Iceland's Economic Climate
Over the past two weeks, economic developments took a sharp turn for the worse in Iceland. The country's three main commercial banks, Glitnir, Landsbanki and Kaupthing, collapsed owing to the financial storm now raging in international markets and the government has resorted to exceptional measures to stabilize the situation.
Effects in Iceland
The Icelandic population has been seriously affected. Unemployment is expected to rise significantly. Inflation is already in double digits and will continue to rise in the short term. Icelandic pension funds have lost millions of dollars following the collapse of the three commercial banks. Thousands of Icelanders have lost a considerable part of their life-savings.
The three banks were taken over by the Icelandic Financial Supervisory Authority under the provisions of the Act on the Depositors' and Investors' Guarantee Fund on Oct 6 2008. The purpose of the Act was to maintain an orderly operation of the banking system and to strengthen the position of depositors by giving them priority when allocating assets.
The Icelandic Government is consulting with a number of governments concerning the possibility of providing the Icelandic Central Bank with short term assistance.
There is a good probability that the total assets of Landsbanki will be sufficient to cover the deposits in IceSave, an online savings account in the United Kingdom. The governments of the two countries are reviewing the matter in detail through official channels with a view to finding a mutually satisfactory solution. Contacts between Icelandic and Dutch authorities on the same are ongoing.
The use of anti-terrorist legislation by the United Kingdom on 9 October 2008 to seize the assets of Icelandic banks was, in the view of the Icelandic government, disproportionate and extreme. The initial measures taken by the British government have since been partially withdrawn.
Iceland used to be one of the Europe's poorest countries, but gradually made a successful transition to a high level of economic prosperity. In 2007, Iceland was ranked on top of the United Nations Human Development Index.

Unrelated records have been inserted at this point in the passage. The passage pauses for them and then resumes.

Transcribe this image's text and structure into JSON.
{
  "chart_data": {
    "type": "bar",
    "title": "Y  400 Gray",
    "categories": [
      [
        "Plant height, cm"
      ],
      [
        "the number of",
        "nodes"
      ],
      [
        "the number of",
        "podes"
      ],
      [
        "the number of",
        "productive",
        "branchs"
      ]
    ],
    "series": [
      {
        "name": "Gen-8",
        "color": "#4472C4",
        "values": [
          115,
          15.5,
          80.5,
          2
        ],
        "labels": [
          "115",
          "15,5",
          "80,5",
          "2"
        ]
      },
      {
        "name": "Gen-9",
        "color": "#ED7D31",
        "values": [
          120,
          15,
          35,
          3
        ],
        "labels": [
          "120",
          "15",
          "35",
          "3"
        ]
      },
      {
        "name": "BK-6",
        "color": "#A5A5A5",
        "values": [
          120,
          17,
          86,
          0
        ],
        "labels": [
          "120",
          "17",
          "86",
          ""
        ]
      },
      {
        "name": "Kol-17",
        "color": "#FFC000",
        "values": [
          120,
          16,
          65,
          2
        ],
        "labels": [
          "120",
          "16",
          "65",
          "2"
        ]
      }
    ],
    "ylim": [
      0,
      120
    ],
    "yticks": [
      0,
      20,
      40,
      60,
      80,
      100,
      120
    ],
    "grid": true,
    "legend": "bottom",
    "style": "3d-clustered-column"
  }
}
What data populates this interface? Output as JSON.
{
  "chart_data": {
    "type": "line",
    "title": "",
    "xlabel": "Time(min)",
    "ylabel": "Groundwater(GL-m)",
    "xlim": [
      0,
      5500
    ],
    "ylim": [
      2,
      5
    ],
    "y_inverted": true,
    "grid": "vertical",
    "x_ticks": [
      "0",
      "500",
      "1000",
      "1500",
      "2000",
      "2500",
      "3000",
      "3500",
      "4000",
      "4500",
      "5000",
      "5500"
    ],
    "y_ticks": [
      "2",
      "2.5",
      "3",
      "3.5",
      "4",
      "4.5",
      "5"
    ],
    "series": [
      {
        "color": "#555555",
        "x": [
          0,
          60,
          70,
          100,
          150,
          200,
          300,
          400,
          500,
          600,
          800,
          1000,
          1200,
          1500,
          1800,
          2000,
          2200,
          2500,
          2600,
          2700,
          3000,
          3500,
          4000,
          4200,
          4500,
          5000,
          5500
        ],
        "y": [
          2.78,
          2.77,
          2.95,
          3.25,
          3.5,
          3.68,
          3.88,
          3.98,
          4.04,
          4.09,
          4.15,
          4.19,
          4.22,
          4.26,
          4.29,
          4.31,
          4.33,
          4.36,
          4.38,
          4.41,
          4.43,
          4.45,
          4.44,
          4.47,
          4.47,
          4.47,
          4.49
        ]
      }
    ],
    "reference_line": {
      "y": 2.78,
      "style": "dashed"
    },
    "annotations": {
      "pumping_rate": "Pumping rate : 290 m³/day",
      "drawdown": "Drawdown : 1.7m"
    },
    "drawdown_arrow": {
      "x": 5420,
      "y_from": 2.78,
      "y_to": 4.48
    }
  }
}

Iceland was able to make the transition by applying modern techniques to the sustainable use of natural resources, including abundant fish stocks and renewable energy. Today, Iceland is a dynamic, technology-driven society with a young and well educated workforce. These and other assets should enable Iceland to endure the current financial storm and regain its former strength over the coming months.
· The Icelandic economy has been seriously affected by the current economic turmoil in international financial markets.
· The Icelandic government is taking deliberate action, including special legislation designated to stabilize the situation.
· The government is consulting with a number of other governments concerning the possibility of providing the Icelandic Central Bank with short term assistance.
· Iceland remains fully committed in its quest for a non-permanent seat of the UN Security Council 2009-2010.